Responsibility for compliance lies primarily with the web site owner setting the cookie, although where a cookie is set by a third party, then strictly both the web site owner and the third party will have responsibility.
The previous position was that if a web site owner wanted to use cookies to store or record information then web site visitors had to be told those cookies were being used and how they could opt-out if they wishes. Under the new provisions cookies can only be used if the web site visitor has given express consent.
The only exception to the rule is where the cookie is strictly necessary for a service requested by the user. An example of this would be an e-commerce site that needed the cookie in order for a shopping cart to be used.
It should be borne in mind that the use of Google Analytics or other similar systems for tracking use of a web site are not deemed to be necessary. However, helpful guidance issued by the Information Commissioner’s Office (ICO) states that it is highly unlikely to prioritise first party cookies used only for analytical purposes in any consideration of regulatory action.
The statement provides that:
“Although the Information Commissioner cannot completely exclude the possibility of formal action in any area, it is highly unlikely that priority for any formal action would be given to focusing on uses of cookies where there is a low level of intrusiveness and risk of harm to individuals. Provided clear information is given about their activities we are highly unlikely to prioritise first party cookies used only for analytical purposes in any consideration of regulatory action.”

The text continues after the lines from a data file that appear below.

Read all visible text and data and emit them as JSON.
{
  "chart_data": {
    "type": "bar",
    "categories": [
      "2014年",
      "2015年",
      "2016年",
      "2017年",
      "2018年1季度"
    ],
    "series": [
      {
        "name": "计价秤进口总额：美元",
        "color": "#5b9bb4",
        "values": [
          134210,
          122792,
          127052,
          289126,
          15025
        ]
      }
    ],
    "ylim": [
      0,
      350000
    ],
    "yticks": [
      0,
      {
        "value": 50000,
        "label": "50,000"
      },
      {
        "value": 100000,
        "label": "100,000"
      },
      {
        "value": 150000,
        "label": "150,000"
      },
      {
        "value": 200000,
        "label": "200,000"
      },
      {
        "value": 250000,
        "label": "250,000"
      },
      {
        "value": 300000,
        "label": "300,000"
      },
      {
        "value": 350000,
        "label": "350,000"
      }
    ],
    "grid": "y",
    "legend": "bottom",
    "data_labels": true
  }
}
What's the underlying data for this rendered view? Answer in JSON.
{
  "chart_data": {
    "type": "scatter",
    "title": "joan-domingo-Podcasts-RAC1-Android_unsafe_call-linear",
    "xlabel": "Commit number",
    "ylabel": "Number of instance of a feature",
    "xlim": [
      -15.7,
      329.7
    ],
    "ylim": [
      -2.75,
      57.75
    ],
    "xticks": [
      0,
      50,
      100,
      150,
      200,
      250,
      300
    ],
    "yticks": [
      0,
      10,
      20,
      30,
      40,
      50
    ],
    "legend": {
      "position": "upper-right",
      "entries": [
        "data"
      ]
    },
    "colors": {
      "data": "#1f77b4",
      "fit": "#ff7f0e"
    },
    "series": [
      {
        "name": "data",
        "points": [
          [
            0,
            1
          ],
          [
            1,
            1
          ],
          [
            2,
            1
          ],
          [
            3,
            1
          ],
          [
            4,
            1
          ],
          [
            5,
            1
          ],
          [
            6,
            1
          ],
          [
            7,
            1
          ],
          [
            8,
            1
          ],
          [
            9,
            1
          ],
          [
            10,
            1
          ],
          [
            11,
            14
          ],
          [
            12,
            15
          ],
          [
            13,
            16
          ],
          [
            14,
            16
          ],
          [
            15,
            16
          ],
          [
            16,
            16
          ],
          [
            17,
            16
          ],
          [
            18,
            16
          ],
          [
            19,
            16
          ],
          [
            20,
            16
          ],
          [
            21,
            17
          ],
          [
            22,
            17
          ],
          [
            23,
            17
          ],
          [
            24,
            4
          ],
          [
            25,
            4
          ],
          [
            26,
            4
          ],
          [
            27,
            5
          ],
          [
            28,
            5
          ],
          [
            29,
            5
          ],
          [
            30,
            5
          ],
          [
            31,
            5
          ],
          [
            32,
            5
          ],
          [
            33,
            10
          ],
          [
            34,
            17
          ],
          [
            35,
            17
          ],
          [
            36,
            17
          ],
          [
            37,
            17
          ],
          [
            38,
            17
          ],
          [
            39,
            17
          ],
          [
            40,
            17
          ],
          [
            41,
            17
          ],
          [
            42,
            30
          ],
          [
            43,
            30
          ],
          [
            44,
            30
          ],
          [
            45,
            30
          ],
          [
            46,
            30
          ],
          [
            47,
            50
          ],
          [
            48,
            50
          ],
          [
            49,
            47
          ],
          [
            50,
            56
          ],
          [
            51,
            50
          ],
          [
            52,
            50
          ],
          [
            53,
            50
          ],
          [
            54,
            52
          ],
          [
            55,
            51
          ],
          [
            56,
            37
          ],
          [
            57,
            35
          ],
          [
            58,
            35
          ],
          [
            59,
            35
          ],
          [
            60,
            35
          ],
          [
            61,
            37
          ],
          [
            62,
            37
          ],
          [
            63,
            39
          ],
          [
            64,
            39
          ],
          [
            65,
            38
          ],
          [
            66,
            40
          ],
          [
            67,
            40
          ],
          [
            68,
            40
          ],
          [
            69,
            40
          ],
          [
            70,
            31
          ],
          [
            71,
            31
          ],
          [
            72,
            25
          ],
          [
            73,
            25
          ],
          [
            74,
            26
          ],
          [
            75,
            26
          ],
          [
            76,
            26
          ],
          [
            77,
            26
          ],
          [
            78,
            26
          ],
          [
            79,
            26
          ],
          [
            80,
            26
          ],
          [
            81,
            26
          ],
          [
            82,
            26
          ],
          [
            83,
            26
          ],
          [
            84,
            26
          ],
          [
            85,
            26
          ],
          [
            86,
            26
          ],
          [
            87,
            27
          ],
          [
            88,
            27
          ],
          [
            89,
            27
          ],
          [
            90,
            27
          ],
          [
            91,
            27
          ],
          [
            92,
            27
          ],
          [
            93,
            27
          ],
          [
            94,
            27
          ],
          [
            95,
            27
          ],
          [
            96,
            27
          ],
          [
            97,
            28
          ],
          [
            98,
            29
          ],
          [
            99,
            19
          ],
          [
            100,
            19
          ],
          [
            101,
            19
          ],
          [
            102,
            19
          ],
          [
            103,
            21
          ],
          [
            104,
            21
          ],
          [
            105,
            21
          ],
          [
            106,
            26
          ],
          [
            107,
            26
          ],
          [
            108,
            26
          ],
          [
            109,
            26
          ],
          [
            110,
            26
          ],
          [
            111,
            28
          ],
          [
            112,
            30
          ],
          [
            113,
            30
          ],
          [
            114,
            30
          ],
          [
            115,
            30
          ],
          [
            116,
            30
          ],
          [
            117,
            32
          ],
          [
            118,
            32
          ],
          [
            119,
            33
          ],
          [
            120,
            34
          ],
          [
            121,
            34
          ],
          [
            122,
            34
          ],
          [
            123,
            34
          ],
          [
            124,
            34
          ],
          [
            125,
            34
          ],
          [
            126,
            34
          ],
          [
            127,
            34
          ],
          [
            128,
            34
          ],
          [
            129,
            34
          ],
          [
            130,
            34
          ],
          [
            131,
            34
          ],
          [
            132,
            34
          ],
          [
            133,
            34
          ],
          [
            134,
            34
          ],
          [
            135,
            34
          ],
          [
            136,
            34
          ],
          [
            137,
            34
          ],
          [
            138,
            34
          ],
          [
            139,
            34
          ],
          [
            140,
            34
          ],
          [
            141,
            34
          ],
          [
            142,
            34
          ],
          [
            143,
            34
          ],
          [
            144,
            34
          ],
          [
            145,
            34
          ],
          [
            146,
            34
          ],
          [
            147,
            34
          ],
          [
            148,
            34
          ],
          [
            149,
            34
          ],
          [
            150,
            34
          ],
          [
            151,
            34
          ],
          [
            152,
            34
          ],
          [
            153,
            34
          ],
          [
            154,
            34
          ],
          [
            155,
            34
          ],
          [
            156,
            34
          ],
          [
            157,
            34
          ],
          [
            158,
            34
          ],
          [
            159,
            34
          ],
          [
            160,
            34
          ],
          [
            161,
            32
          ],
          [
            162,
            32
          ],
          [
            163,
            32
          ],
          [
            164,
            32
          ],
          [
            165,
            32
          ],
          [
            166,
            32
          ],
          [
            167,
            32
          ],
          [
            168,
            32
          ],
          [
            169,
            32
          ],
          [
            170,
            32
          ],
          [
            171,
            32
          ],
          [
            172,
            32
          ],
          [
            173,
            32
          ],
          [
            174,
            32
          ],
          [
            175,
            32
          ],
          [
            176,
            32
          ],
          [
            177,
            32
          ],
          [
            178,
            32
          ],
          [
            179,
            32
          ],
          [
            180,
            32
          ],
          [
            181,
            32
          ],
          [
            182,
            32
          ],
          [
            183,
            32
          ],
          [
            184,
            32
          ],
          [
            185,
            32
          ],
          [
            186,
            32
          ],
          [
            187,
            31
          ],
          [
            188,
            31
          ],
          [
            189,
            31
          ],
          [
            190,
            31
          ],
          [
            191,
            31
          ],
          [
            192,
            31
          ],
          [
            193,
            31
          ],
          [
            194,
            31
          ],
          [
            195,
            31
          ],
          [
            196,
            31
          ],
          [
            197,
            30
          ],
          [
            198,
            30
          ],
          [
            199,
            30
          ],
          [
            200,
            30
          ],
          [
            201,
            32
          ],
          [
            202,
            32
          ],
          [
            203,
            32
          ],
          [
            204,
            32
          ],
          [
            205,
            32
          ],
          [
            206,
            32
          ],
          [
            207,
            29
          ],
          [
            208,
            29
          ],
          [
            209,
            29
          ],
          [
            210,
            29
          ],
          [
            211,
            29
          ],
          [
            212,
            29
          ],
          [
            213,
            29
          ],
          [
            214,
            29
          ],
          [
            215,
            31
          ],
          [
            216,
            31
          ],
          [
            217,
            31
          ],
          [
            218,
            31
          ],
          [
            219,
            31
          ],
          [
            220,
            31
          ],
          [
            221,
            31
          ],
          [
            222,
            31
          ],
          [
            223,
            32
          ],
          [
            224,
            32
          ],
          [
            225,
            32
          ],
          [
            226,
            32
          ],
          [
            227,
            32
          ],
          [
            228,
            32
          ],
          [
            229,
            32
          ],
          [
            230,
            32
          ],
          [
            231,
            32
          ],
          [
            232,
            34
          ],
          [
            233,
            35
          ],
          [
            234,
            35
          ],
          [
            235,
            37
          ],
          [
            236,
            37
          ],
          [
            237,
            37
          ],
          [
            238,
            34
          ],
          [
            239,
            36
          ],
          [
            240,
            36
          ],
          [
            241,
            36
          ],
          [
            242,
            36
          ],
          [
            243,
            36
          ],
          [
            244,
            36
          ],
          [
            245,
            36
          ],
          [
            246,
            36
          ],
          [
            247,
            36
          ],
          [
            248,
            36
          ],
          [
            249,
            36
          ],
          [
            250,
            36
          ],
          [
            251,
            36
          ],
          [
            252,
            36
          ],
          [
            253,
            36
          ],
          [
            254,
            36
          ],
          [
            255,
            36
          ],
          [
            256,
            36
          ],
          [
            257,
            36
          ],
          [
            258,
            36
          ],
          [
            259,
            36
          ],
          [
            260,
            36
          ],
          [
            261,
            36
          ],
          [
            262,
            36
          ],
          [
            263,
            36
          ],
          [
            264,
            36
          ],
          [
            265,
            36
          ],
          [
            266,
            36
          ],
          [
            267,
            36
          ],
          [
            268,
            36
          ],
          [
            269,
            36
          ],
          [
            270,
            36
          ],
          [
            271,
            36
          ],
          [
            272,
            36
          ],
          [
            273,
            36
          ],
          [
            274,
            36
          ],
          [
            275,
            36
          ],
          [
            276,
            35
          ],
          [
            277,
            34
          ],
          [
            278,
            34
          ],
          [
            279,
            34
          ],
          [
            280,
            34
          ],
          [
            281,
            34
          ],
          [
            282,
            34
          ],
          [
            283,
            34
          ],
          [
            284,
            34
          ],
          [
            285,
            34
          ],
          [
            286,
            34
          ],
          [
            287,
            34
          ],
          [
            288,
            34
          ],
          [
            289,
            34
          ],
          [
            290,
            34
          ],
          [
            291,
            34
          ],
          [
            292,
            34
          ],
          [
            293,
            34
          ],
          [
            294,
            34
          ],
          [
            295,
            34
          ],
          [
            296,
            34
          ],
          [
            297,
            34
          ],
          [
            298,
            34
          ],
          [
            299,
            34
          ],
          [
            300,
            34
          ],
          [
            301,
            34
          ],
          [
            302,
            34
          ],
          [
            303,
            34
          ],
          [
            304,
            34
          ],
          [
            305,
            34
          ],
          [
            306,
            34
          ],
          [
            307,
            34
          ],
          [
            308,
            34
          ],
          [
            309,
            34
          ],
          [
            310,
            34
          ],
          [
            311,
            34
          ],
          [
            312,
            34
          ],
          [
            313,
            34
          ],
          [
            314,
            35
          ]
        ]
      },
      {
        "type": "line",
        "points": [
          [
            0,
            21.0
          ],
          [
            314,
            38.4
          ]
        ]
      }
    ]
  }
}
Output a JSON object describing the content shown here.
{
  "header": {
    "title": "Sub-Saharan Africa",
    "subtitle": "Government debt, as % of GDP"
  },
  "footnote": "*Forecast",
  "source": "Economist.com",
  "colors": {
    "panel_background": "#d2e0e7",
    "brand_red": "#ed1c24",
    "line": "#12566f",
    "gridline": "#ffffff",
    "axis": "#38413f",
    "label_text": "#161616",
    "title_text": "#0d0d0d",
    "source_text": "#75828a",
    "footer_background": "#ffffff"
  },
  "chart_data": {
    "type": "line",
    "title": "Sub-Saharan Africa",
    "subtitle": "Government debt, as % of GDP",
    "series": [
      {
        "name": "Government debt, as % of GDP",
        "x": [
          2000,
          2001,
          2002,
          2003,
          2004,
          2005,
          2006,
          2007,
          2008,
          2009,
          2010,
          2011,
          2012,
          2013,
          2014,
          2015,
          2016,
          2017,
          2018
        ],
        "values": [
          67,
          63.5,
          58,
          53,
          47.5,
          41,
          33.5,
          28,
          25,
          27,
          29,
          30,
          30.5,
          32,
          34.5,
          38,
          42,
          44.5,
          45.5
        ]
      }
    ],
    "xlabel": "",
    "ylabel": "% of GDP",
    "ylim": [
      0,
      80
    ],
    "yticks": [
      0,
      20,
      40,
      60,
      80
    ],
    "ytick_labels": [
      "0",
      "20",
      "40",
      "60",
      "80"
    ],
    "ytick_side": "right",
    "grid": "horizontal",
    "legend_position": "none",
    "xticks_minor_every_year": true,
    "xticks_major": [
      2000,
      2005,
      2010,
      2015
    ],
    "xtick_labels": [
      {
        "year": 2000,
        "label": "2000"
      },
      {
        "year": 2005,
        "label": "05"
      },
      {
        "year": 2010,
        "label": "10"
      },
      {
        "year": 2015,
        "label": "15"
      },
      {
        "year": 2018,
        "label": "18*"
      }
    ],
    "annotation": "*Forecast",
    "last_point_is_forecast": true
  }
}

For more information on how to make a web site compliant, the Information Commissioner’s Office has published guidance which can be found on ICO web site. The ICO guidance sets out three steps that web site owners should be taking to comply with the legislation:
- Check what type of cookies and similar technologies you use and how you use them,
- Assess how intrusive your use of cookies is, and
- Decide what solution to obtain consent will be best in your circumstances.
Further information about cookies can be found at www.allaboutcookies.org/.